Our future investigations will focus on several directions to further validate and expand these findings. First, optimizing vitamin A dosage and timing protocols across different cattle breeds and production systems will be essential to establish broader applicability of this approach. While the current study demonstrates significant improvements in marbling quality, future work should incorporate comprehensive production metrics including feed efficiency and growth performance to evaluate the overall economic benefits of late-stage vitamin A supplementation. Additionally, although serum glucose and LDL-C showed modest increases within normal physiological ranges, likely reflecting metabolic adaptations to enhanced lipogenesis, monitoring these parameters alongside welfare indicators in larger-scale trials would provide valuable insights into the systemic effects of this nutritional strategy. From a mechanistic perspective, several questions remain. Elucidating how PPARγ signaling overcomes AMPK-mediated metabolic constraints and exploring the potential roles of other nuclear receptors including VDR in coordinating vitamin A-responsive lipogenic programs remain important research priorities [27, 44]. Additionally, while our study focused on lipogenic pathways during late-stage adipogenesis where triglyceride synthesis dominates, a more complete understanding the metabolic effects of vitamin A would benefit from assessment of lipolytic and fatty acid oxidation pathways across different developmental stages. Understanding the temporal dynamics of metabolic switching during different fattening phases will ultimately enable development of more precise nutritional interventions for maximizing intramuscular fat deposition while maintaining quality in premium beef production systems.
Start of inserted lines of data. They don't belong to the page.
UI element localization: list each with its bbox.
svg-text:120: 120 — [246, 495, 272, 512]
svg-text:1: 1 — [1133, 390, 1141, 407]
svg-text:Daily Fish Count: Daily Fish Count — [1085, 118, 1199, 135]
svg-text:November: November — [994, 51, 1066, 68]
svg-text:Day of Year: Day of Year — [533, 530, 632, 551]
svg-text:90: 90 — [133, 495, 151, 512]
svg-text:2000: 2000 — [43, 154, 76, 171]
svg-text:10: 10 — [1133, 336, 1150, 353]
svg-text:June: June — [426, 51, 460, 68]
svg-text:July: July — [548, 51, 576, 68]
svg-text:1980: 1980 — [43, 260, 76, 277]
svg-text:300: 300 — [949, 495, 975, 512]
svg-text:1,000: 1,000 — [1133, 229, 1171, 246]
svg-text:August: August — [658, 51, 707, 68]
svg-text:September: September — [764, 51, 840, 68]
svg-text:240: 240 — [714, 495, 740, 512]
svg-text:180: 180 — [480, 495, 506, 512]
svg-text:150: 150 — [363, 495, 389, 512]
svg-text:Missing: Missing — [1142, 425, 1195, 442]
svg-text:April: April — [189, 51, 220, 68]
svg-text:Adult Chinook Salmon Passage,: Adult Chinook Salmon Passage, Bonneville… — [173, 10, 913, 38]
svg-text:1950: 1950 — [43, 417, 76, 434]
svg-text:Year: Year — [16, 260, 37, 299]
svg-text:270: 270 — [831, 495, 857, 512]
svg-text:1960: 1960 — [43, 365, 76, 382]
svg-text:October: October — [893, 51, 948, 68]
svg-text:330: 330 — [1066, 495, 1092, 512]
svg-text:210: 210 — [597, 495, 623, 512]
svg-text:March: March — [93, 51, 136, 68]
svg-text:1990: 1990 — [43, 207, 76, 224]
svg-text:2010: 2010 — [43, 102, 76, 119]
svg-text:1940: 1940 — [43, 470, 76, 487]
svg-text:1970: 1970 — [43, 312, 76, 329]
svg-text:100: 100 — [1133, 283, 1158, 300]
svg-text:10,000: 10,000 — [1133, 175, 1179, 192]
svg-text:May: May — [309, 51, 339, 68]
This study demonstrated that strategic vitamin A supplementation (3,000 IU/kg DM) during late fattening significantly enhances intramuscular fat deposition in Woking black cattle, achieving ≥ A3 marbling grades in 75% of individuals while improving fatty acid composition with elevated EPA, DHA, and beneficial n-3 fatty acids in higher-grade beef. Under supplementation conditions, serum vitamin A concentrations showed inverse correlation with marbling grades (optimal window: 70–90 IU/dL), indicating active utilization rather than restriction drives superior marbling. The PPARγ-AMPK regulatory axis was identified as the central mechanism, where vitamin A supplementation paradoxically activates both PPARγ-driven lipogenic pathways and AMPK phosphorylation, with the dominant PPARγ signaling ultimately overriding AMPK-mediated metabolic constraints to promote intramuscular fat accumulation. These findings establish a novel nutritional paradigm for premium beef production that challenges conventional vitamin A restriction practices, offering dual benefits of enhanced marbling quality and improved nutritional value through temporally targeted supplementation.